I moved away from xscreensaver a long time ago because it kept screensaving while mplayer was running and such things...

So instead I use xautolock which basically handles the timeouts and lets you run any program to lock the screen (alock, or back to some screensaver after all, ...). It also runs a program to notify you of impending lock (xeyes in my case) so if you're idle reading a webpage you see those eyes pop up and click them away and avoid unnecessary screen lock that way.

In my fluxbox startup scripts it looks like this:

Code:

xautolock -time 5 -locker 'alock -auth passwd -bg blank' \
          -notify 10 -notifier 'killall xeyes; xeyes' \
          -corners +0-0 -cornerdelay 10 -cornerredelay 10 \
          -secure &


You could do that and run a locker script that does luksSuspend before alock, and do a prompt with zenity or whatever to luksResume afterwards.

Quote:
How userland apps would react to this is another thing, they should just "block" and be unusable until it`s resumed, but you`d need to test it first.


Some programs might complain (if they have a separate writer thread and timeouts).
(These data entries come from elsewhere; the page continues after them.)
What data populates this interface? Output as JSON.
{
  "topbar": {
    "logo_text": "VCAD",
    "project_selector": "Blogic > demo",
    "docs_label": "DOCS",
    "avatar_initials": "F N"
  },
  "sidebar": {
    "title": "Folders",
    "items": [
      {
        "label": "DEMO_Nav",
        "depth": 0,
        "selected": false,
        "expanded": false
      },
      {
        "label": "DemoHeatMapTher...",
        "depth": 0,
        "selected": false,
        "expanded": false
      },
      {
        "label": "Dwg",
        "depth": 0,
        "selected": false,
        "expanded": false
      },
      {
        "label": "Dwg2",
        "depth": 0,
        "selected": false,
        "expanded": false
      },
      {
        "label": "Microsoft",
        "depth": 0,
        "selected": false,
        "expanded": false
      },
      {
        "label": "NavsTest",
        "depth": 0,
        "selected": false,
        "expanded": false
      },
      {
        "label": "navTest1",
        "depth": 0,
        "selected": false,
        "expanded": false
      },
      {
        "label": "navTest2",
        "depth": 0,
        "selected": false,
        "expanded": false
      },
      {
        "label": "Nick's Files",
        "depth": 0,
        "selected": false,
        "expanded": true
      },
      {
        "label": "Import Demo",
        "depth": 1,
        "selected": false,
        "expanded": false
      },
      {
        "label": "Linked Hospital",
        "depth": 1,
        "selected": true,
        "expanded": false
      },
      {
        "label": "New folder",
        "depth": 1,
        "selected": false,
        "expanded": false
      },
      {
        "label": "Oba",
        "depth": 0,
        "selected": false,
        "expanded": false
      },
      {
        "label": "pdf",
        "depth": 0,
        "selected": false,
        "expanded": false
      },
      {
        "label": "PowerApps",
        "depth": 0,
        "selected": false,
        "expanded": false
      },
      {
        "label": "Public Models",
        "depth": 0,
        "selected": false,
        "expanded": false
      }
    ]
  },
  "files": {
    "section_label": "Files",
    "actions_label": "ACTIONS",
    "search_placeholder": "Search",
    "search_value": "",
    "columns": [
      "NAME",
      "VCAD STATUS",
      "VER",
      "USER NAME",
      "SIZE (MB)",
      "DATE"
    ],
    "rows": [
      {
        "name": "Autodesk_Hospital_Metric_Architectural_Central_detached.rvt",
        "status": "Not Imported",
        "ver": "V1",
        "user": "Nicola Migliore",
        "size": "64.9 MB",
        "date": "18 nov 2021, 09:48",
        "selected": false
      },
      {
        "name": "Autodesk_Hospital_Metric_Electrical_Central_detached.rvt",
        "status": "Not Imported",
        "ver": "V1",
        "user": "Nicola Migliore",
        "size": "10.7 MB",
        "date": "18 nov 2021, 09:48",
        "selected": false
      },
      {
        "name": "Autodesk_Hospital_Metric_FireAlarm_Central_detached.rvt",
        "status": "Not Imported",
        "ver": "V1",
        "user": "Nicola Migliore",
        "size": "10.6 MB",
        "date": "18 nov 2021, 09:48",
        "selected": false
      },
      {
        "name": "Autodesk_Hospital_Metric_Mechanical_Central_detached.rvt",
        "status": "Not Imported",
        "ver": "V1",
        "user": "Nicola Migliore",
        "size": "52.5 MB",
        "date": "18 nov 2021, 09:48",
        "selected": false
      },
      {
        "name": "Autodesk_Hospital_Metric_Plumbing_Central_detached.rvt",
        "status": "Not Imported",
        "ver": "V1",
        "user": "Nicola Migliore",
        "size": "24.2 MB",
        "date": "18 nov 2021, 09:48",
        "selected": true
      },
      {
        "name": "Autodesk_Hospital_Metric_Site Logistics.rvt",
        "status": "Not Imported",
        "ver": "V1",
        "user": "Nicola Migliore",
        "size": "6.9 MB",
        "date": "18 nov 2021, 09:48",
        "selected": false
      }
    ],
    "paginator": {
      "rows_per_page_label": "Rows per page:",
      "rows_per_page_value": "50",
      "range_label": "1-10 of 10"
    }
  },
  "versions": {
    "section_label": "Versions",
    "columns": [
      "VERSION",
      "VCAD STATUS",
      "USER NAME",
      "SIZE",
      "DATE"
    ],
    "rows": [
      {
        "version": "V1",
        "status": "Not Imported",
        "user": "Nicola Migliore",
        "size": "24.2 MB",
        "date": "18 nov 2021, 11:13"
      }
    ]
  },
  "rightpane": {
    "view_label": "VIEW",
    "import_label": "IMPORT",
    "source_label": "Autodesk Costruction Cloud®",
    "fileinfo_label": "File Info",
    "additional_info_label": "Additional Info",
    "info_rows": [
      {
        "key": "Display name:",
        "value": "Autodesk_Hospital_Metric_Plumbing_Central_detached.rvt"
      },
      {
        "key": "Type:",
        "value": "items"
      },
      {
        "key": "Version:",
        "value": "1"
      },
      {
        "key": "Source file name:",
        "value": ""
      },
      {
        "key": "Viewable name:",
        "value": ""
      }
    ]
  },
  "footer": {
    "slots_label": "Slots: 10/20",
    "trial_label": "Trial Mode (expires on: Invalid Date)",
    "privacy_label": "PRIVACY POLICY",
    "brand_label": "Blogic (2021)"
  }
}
You might also trigger a ton of race conditions (writes are usually instant and unlikely to race, but with luksSuspend they'd pile up and interfere with one another). On the other hand since ALL reads/writes will block, chances are a good number of programs will simply freeze forever. (That shell script in your home supposed to be doing the unlocking will freeze the same way...)

It's supposed to be used when the system goes into suspend as a whole so there is not much time between luksSuspend/luksResume.
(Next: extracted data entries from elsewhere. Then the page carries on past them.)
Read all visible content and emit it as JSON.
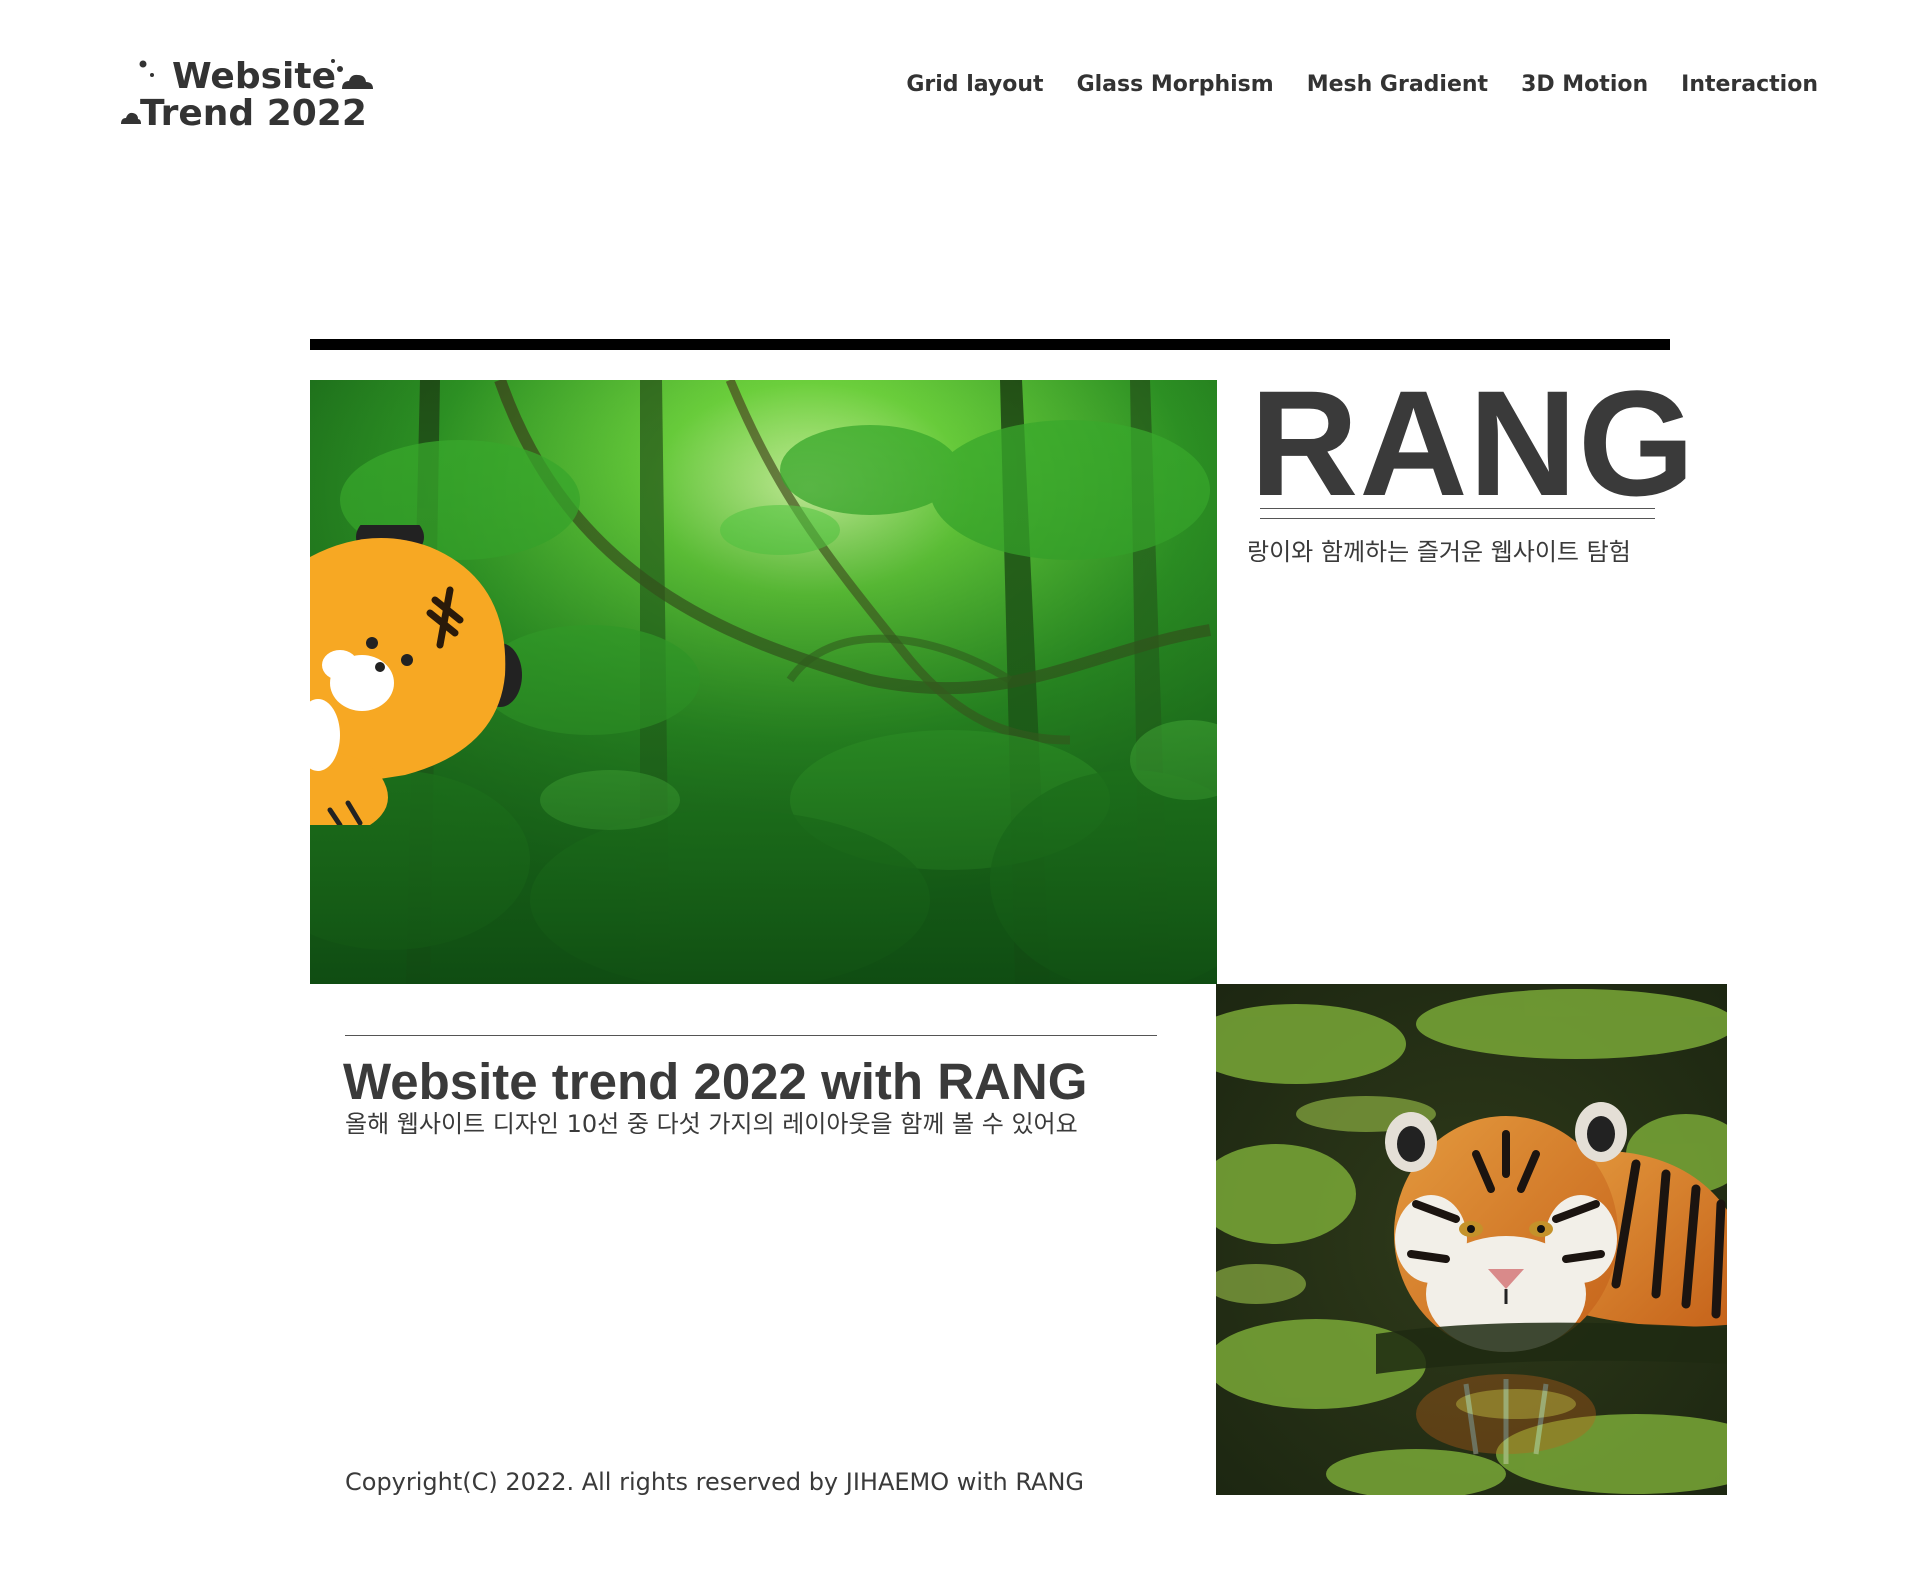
{
  "logo": {
    "line1": "Website",
    "line2": "Trend 2022",
    "icons": [
      "sparkle-dots-icon",
      "cloud-icon"
    ]
  },
  "nav": {
    "items": [
      {
        "label": "Grid layout"
      },
      {
        "label": "Glass Morphism"
      },
      {
        "label": "Mesh Gradient"
      },
      {
        "label": "3D Motion"
      },
      {
        "label": "Interaction"
      }
    ]
  },
  "hero": {
    "title": "RANG",
    "subtitle": "랑이와 함께하는 즐거운 웹사이트 탐험",
    "images": [
      "jungle-photo",
      "tiger-mascot",
      "swimming-tiger-photo"
    ]
  },
  "trend": {
    "title": "Website trend 2022 with RANG",
    "subtitle": "올해 웹사이트 디자인 10선 중 다섯 가지의 레이아웃을 함께 볼 수 있어요"
  },
  "footer": {
    "copyright": "Copyright(C) 2022. All rights reserved by JIHAEMO with RANG"
  },
  "colors": {
    "text": "#3a3a3a",
    "rule": "#000000",
    "jungle_green": "#2f8a1f",
    "mascot_orange": "#f7a823"
  }
}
If you trust your screen locker you could luksSuspend only after the locker itself quits. Thus while the screensaver is running, programs can still work normally (might be important, if you're re-encoding videos or whatever takes long and needs I/O to work while user is in screensaver limbo) but you'd still need to provide additional credentials after unlocking the screen.

Another snag is that these luksSuspend/Resume commands obviously have to be run as root, so you have to provide sudo permissions for that, and thus install yet another program that gives root permissions if not properly configured.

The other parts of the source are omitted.